Q. My sister has been notified that she’s eligible for a clinical trial for treating her breast cancer. What are some of the pros of a clinical trial compared to traditional treatments?
A. There are many pros to participating in clinical trials compared to traditional treatments for cancer. Clinical trials offer cancer treatments that are not available outside of the nontraditional setting. These treatments may be more effective than standard cancer treatments. While this is not guaranteed, study drugs offer the chance of improved outcomes. Cancer clinical trials allow patients to access health professionals with focused expertise in a particular type of cancer. Another major advantage of clinical trials is the close monitoring of the treatment’s effect and any potential side effects. This monitoring includes an increased frequency of blood tests and cancer scans during the trial period, as well as during long-term follow up. Most importantly, participating in clinical trials has huge societal implications and benefits. Drugs studied and developed in clinical trials represent the future of cancer treatments. Patients who participate in clinical trials pave the way for improved treatments for generations to come.

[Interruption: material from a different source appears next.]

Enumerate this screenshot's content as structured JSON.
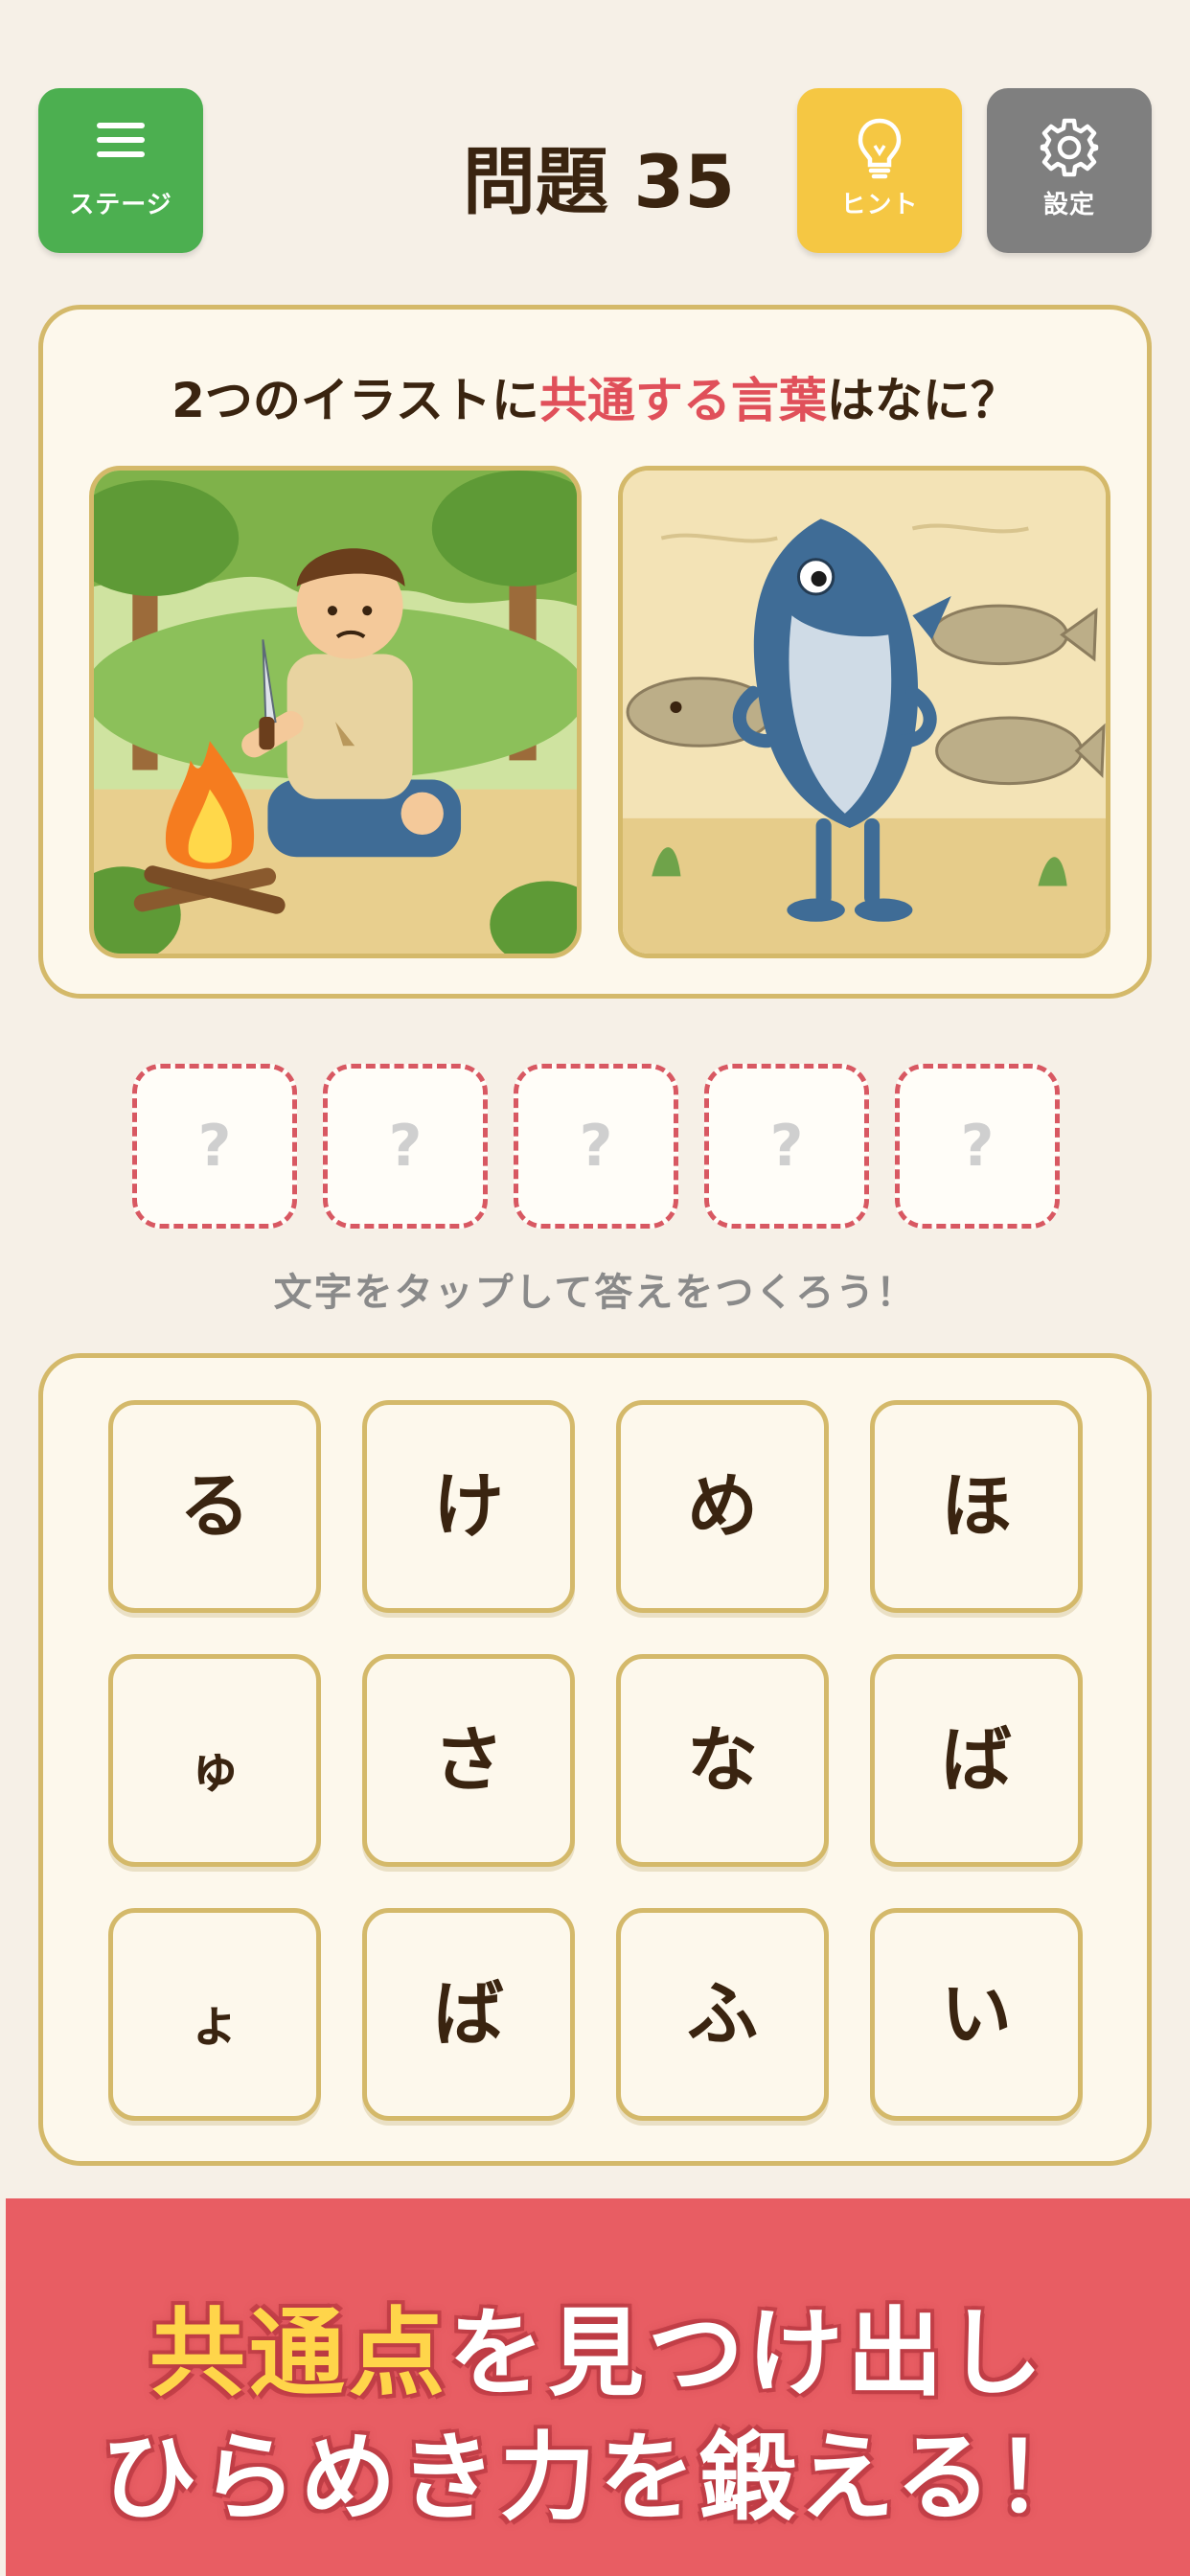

Research through clinical trials can ultimately change treatment guidelines and even funding for healthcare services.
Q. My elderly mother is beginning to struggle with looking after herself and her condo. How do I decide if at-home help or a senior living setting is best for her?
A. First, ask her what she envisions for her own future. Is she socially active and does she want to be around other people, or is she more comfortable being alone? Sometimes a familiar environment is best if there are eyesight issues or dementia. Another consideration is affordability. The cost of long-term care can be surprising. In-home assistance is usually a minimum of around $100 per visit, and senior living is thousands of dollars per month, depending on the level of care.
As you face this situation with your mother, take time to consider your own retirement care plan. Don’t leave that responsibility with your family. It’s not just financial planning – it’s empowering yourself by making your own informed decisions about who will care for you, if needed, in the future. Finally, share your plan with those you love!
Q. My friend says that exercising outdoors will help alleviate my depression, but I’m not so sure. What’s the science behind that?
A. Being outside and exercising have profound effects on the brain and the chemicals that affect our mood. When we exercise, the body releases hormones called endorphins – the body’s natural pain killer. Endorphins trigger a positive feeling in the body and create a feeling of general well-being. Regular exercise, with a goal of at least 150 minutes of moderate-intensity activity per week, allows our brain to remodel its reward system, leading to higher levels of dopamine, the “feel-good” hormone. Being outside allows us to engage our five senses and connect with nature and sunlight, which causes the brain to release a hormone called serotonin. Serotonin is the mood-boosting hormone that helps us feel calm and focused. This combination is a powerhouse for mental and emotional health. Although this will not cure your depression on its own, it can help alleviate some symptoms. Paired with other lifestyle changes, your depression could be alleviated naturally.
Q. I just got hearing aids a few days ago, and I’m having some trouble adjusting to them. How long does it usually take for people to get used to wearing hearing aids?
A. The most common type of hearing loss is age-related hearing loss, or presbycusis. This type of hearing loss is gradual and occurs over time. When an individual suffers from this type of hearing loss, they lose the ability to hear sounds in the speech spectrum and normal environmental sounds. The brain adapts to the loss of these sounds, therefore giving the individual the sensation of not noticing they have hearing loss. When one is fitted with hearing aids, those sounds are reintroduced to their brain, and it takes time to acclimate to those sounds again. It is a good idea when being fitted with hearing aids to wear them daily to make the adjustment period less challenging. It can take several weeks to adjust, but the outcome is being able to enjoy one’s life with better hearing. Follow the advice of your hearing professional to achieve your best outcome.